The analogy I often use for scenarios such as this one is: If I ask my intern to get me a Mountain Dew from the break room, and he comes back to say we are out of coffee, am I at fault or is my intern broken?  Applying the same logic to this crash, if ObReferenceObjectByHandle asks the hardware to write to address b7b4d6ec and the hardware came back saying it cannot write to address c73fdb0b, is the software at fault or is the hardware broken?  Clearly the hardware is broken if it does not do what the software asks of it.

 

In this instance, the customer replaced the processor and afterwards the system was stable.

Comments

  • Anonymous
    June 30, 2011
    I've seen this type of nonsensical behavior on overclocked systems. If it was overclocked then what the user has done is probably just replaced one CPU for another that has slightly better margin over its rated speed. [In this scenario the server was produced by a big name in the server hardware business, most likely the BIOS doesn't allow for overclocking.  However, the real cause of hardware malfunctions when overclocking is heat and it is certainly possible that when replacing the processor they also cleaned the dust out of the heat sinks.]

  • Anonymous
    June 30, 2011
    Reat post! It feels real solid, I like your way of color-coding the adresses, which makes it easier to follow.
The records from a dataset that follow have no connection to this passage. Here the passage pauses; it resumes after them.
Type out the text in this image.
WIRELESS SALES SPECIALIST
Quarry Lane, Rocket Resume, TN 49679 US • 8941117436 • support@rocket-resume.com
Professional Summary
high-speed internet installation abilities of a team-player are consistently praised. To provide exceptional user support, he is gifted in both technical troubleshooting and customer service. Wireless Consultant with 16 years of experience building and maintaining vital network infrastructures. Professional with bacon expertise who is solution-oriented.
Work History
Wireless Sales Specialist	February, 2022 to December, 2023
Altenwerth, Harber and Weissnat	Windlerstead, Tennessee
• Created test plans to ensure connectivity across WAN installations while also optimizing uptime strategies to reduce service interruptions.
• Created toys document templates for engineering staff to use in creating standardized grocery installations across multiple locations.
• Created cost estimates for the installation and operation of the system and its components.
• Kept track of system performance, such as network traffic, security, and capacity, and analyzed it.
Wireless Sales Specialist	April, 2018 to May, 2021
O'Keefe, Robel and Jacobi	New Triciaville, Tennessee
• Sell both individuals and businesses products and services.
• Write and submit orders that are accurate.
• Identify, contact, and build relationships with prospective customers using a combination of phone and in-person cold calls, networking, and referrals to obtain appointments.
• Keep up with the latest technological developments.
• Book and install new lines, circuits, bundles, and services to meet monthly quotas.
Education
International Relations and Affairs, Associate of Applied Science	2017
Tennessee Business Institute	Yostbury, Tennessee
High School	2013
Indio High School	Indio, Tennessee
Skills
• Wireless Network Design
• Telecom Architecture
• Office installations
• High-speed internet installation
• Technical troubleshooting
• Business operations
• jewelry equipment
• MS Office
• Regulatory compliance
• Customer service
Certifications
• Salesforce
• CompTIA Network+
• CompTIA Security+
Txs. [Thanks for the feedback.  We'll keep this color coding scheme in mind when editing other posts.]

  • Anonymous
    July 04, 2011
    The comment has been removed

  • Anonymous
    August 24, 2011
    Fantastic example of identifying a hardware fault.  I also agree that the color-coding was helpful in following along. Got to love it when a processor fails.  If you can't trust the CPU, who can you trust? :)

  • Anonymous
    February 22, 2013
    You should look at several crash dumps. If the stack trace is always same, it's likely a driver bug. Different stack trace in every dump is a sign of hardware failure, but can be a software bug (e.g. use after free) too. [There are many possible causes for a bugcheck that changes with each crash.  The most common reason for getting a different stack trace in every dump is memory corruption, where a driver writes to memory it does not own.  This type of corruption is purely a software problem, and changing hardware will not eliminate it.  On the other hand I have seen hardware malfunctions that manifest themselves the same way each time, and generate a nearly identical stack in every crash.]